His book illustrates this brilliantly. The line on Margeret Thatcher, calling her a "dotty" was excellent.
What was best about the book though, was the element of surprise. Right from the in-fighting he had to contend with in his party, when he became leader, the "truth" about the Balkans, the secret deals with Blair and his surprising friendship with John Major (even though in public they seemed to unlike each other). It was a book that illustrates why Lib Dems are revived and play a part in this country. That reason is Paddy Ashdown's approach. He was tough, ruthless at times and even delivered the Conservativs a creditable opposition when Labour were in civil war.
A touching moment was the problems he had when the press got hold of his affair. It just shows how reputable politicians can be subjected to heartache from nonsense our media report on. You really felt for him. Like the autobiography I am reading at present, of John Major, his honesty shines through. A marvellous, book, a marvellous chap!

A MUST READ BOOK---- 5 STARS

Interesting, But For the Wrong Reasons3
It probably wasn't Paddy's intention that Blair, Mandelson and Cook should upstage him in his own memoirs, but that is the unfortunate end effect of these worthy, but humourless diaries.

The book falls into two distinct halves: the Westminster diaries and the Balkan diaries. While the latter are engagingly written, involving the reader by their pace and descriptive flair, the Westminster recollections are memorable only for their insights into the political skills of Tony Blair and his closest circle.

The reader gains the strong impression that Paddy is at his happiest when he is courting danger, dodging mortar fire, and interviewing villainous warlords. The Bosnian adventures are reminiscent of John Simpson's exploits in 'A Mad World, My Masters'. One senses a wistful nostalgia for the politician's SBS days.

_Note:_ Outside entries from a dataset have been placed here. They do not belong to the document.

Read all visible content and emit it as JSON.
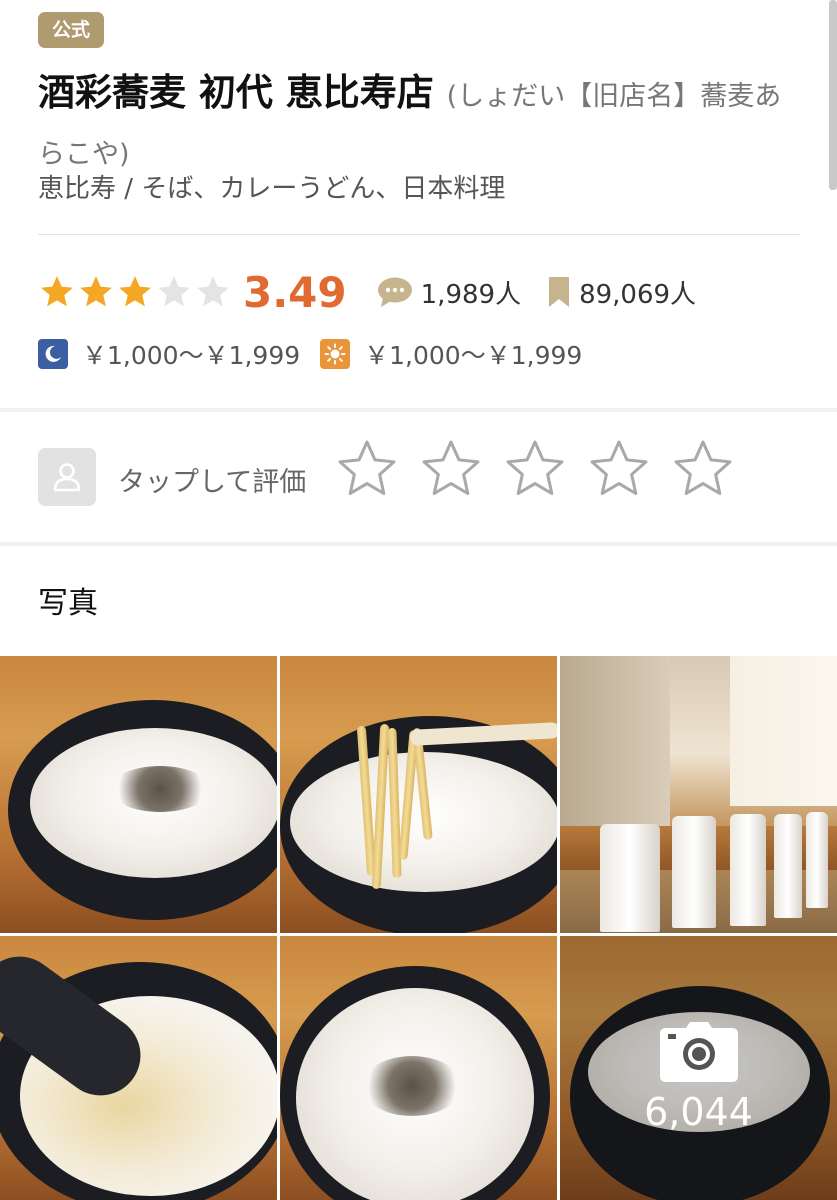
{
  "badge": {
    "label": "公式"
  },
  "restaurant": {
    "name": "酒彩蕎麦 初代 恵比寿店",
    "name_sub": "(しょだい【旧店名】蕎麦あらこや)",
    "area": "恵比寿",
    "separator": " / ",
    "genres": "そば、カレーうどん、日本料理"
  },
  "rating": {
    "score": "3.49",
    "stars": 3,
    "stars_max": 5,
    "reviews": "1,989人",
    "bookmarks": "89,069人"
  },
  "prices": {
    "dinner": "￥1,000～￥1,999",
    "lunch": "￥1,000～￥1,999"
  },
  "user_rating": {
    "label": "タップして評価",
    "stars_max": 5
  },
  "photos": {
    "section_title": "写真",
    "count": "6,044"
  },
  "icons": {
    "review": "speech-bubble-icon",
    "bookmark": "bookmark-icon",
    "dinner": "moon-icon",
    "lunch": "sun-icon",
    "avatar": "user-silhouette-icon",
    "camera": "camera-icon"
  },
  "colors": {
    "badge": "#b09a70",
    "score": "#e06a32",
    "star_filled": "#f5a623",
    "star_empty": "#e2e2e2",
    "dinner_icon": "#3c5fa3",
    "lunch_icon": "#e9963a"
  }
}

Back on the Westminster scene, however, Paddy seems to metamorphose into a rather grumpy party leader who feels uncomfortable in his role, and who appears to dislike almost every aspect of the House of Commons, its procedures, and its inmates. It's clear that he's exhausted and frustrated, and can't wait to get out of the job.

The most striking feature of these diaries is their almost total lack of humour. Fans of Clark and Brandreth will not find much to entertain them. Also, readers who have only a passing interest in Proportional Representation may get bogged down in the interminable discourses on this subject.

The impression one is left with is that Paddy should have stayed in the Army or Diplomatic Service, in both of which he would undoubtedly have excelled. These are the diaries of an admirable and worthy man whose rather rigid and upright views made it difficult for him to fit into the uneasy compromises of modern political life.

As an insight into the mind of the embryo Prime Minister Blair, however, the diaries are quite fascinating. But somehow I don't think that was Paddy's intention.